Ms Havisham, the lost cause of the twenty first century

Ms Havisham has neither wedding dress to wear nor cake to watch rot before her eyes. Instead, she has a scruffy stuffed toy and Facebook pictures she can't bring herself to delete. Jilted and unemployed, Ms Havisham faces the challenges of her Dickensian predecessor in the twenty first century from a black pit of heartbreak. The challenge: how is she going to get out of it?

Wednesday 17 November 2010

The Princess and the Queen


Gay Best Friends were made fashionable by the honourable Sarah Jessica Parker aka Carrie and little Miss Stanford Blatch. The ultimate accessory, they bring more satisfaction than a new designer bag or a genetically modified miniature dog. The combination of being in male company yet still feeling like you are with “one of the girls” is innately comforting and deeply informative. Who can give a girl better relationship advice than a man who prefers men? With no catty competition and with no one caring to debate whether men and women can really be friends, the results are consistently impartial and honest. Also, there is no one else with whom you can go for sushi and then share a peppermint half-caf soy mocha, who makes you feel as supremely fabulous without exacting any pressure on you, other than that you cut the crap and be yourself. They bring out the best in you. Period.

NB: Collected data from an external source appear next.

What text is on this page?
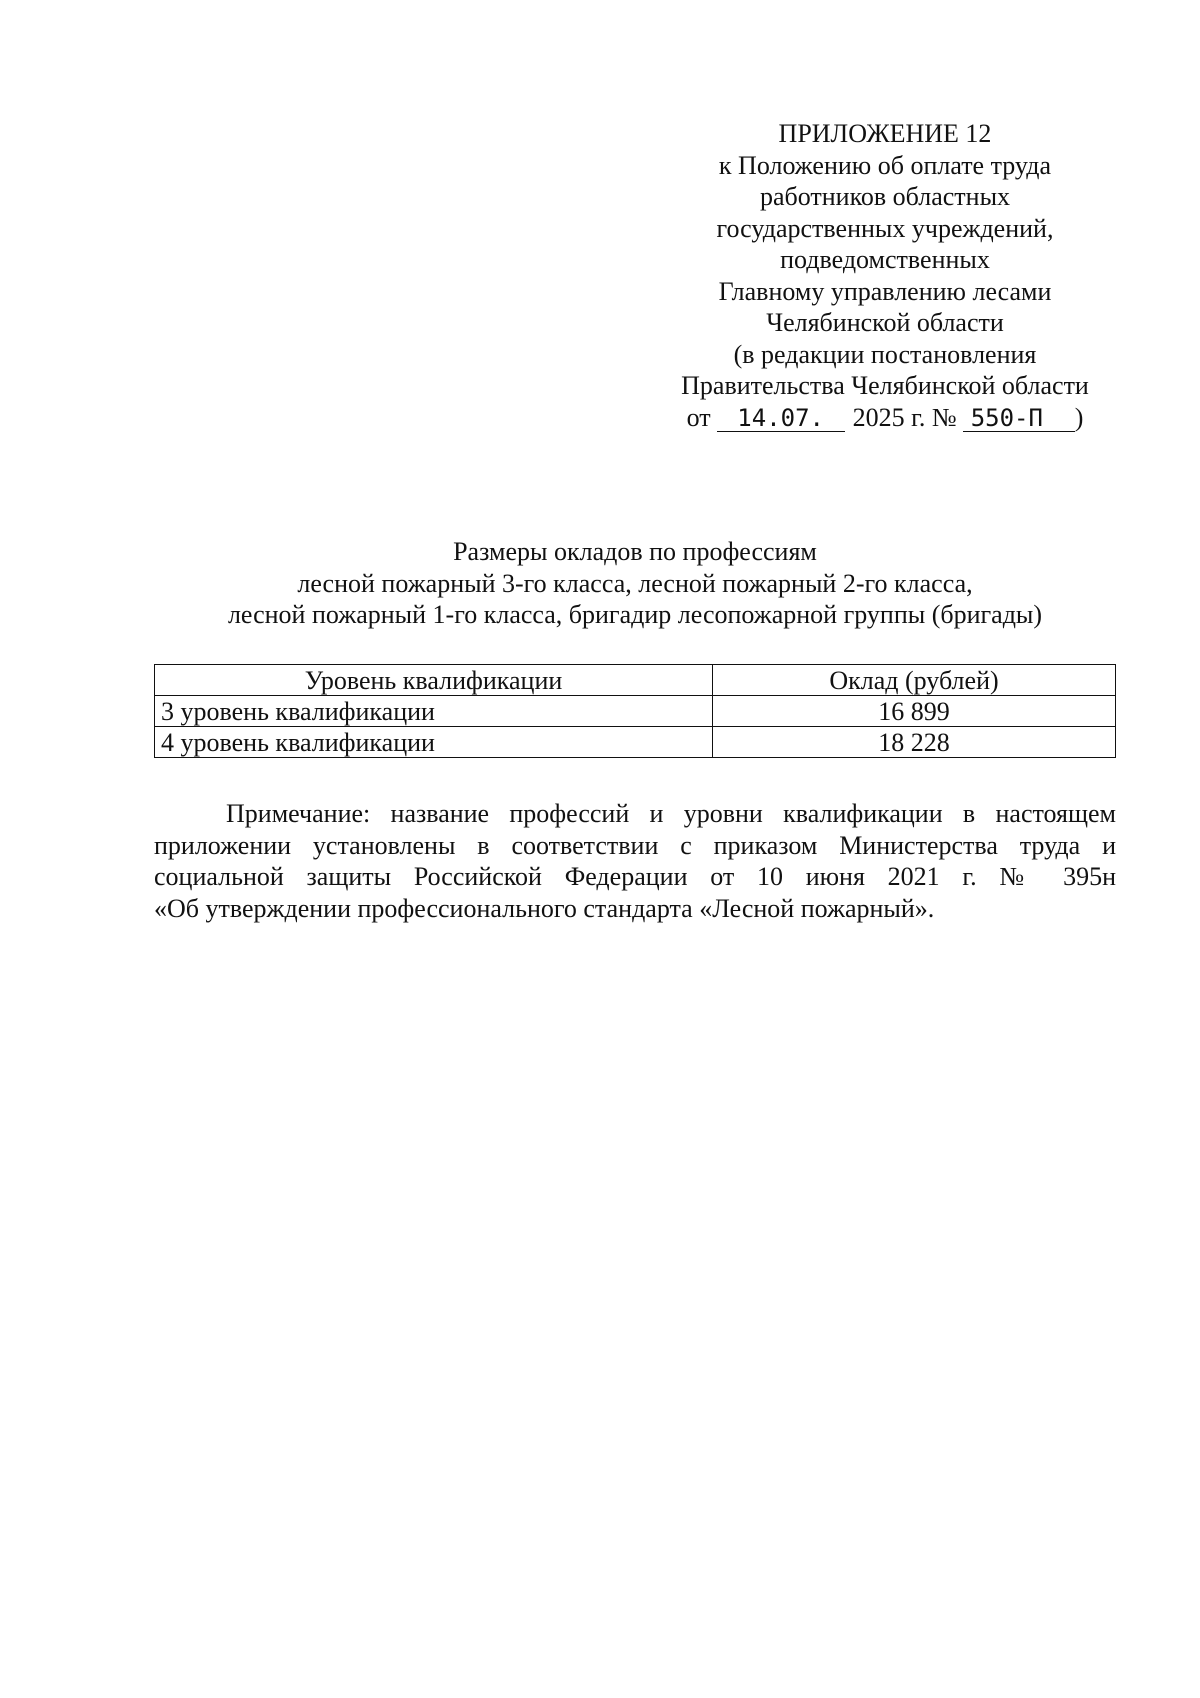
ПРИЛОЖЕНИЕ 12
к Положению об оплате труда
работников областных
государственных учреждений,
подведомственных
Главному управлению лесами
Челябинской области
(в редакции постановления
Правительства Челябинской области
от 14.07. 2025 г. № 550-П )
Размеры окладов по профессиям
лесной пожарный 3-го класса, лесной пожарный 2-го класса,
лесной пожарный 1-го класса, бригадир лесопожарной группы (бригады)
Уровень квалификации	Оклад (рублей)
3 уровень квалификации	16 899
4 уровень квалификации	18 228
Примечание: название профессий и уровни квалификации в настоящем
приложении установлены в соответствии с приказом Министерства труда и
социальной защиты Российской Федерации от 10 июня 2021 г. № 395н
«Об утверждении профессионального стандарта «Лесной пожарный».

One hundred and fifty years ago, homosexuality was neither to be seen nor heard. How women functioned with no Sex and the City, no sushi and certainly no Starbucks, let alone without their trusty GBF, I am not sure. And yet, perhaps I have read too much Jane Austen and not quite enough Henry Fielding and am left prejudiced in my thinking that a corset and a pair of gloves automatically implies nun-like conservatism.

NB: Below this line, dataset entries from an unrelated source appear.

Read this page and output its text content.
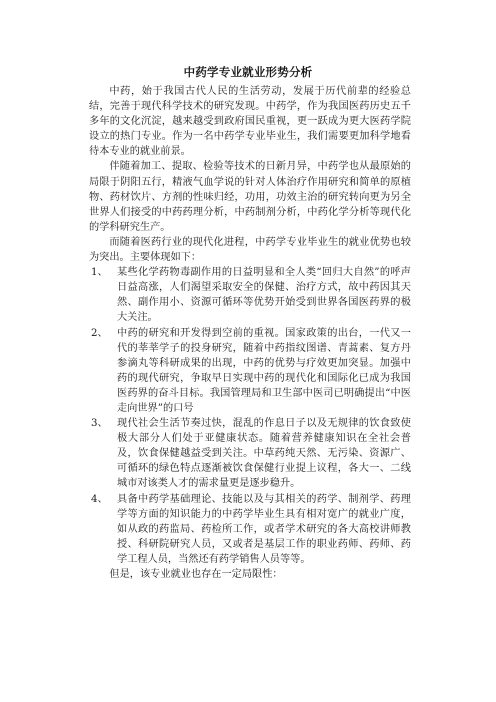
中药学专业就业形势分析

中药，始于我国古代人民的生活劳动，发展于历代前辈的经验总结，完善于现代科学技术的研究发现。中药学，作为我国医药历史五千多年的文化沉淀，越来越受到政府国民重视，更一跃成为更大医药学院设立的热门专业。作为一名中药学专业毕业生，我们需要更加科学地看待本专业的就业前景。

伴随着加工、提取、检验等技术的日新月异，中药学也从最原始的局限于阴阳五行，精液气血学说的针对人体治疗作用研究和简单的原植物、药材饮片、方剂的性味归经，功用，功效主治的研究转向更为另全世界人们接受的中药药理分析，中药制剂分析，中药化学分析等现代化的学科研究生产。

而随着医药行业的现代化进程，中药学专业毕业生的就业优势也较为突出。主要体现如下：

1、 某些化学药物毒副作用的日益明显和全人类“回归大自然”的呼声日益高涨，人们渴望采取安全的保健、治疗方式，故中药因其天然、副作用小、资源可循环等优势开始受到世界各国医药界的极大关注。
2、 中药的研究和开发得到空前的重视。国家政策的出台，一代又一代的莘莘学子的投身研究，随着中药指纹图谱、青蒿素、复方丹参滴丸等科研成果的出现，中药的优势与疗效更加突显。加强中药的现代研究，争取早日实现中药的现代化和国际化已成为我国医药界的奋斗目标。我国管理局和卫生部中医司已明确提出“中医走向世界”的口号
3、 现代社会生活节奏过快，混乱的作息日子以及无规律的饮食致使极大部分人们处于亚健康状态。随着营养健康知识在全社会普及，饮食保健越益受到关注。中草药纯天然、无污染、资源广、可循环的绿色特点逐渐被饮食保健行业提上议程，各大一、二线城市对该类人才的需求量更是逐步稳升。
4、 具备中药学基础理论、技能以及与其相关的药学、制剂学、药理学等方面的知识能力的中药学毕业生具有相对宽广的就业广度，如从政的药监局、药检所工作，或者学术研究的各大高校讲师教授、科研院研究人员，又或者是基层工作的职业药师、药师、药学工程人员，当然还有药学销售人员等等。

但是，该专业就业也存在一定局限性：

And so when my GBF surprised me with the fact that he was in the city and had reserved a window for me before his train, I was there. I knew that a hot cup of coffee, gossip and setting the world to rights would keep me warm for a lot longer than the hour we'd spend in each other’s company. Never mind the Mums, the retail therapy and the ice cream, sometimes, all it takes is a queen to make you feel like a princess again.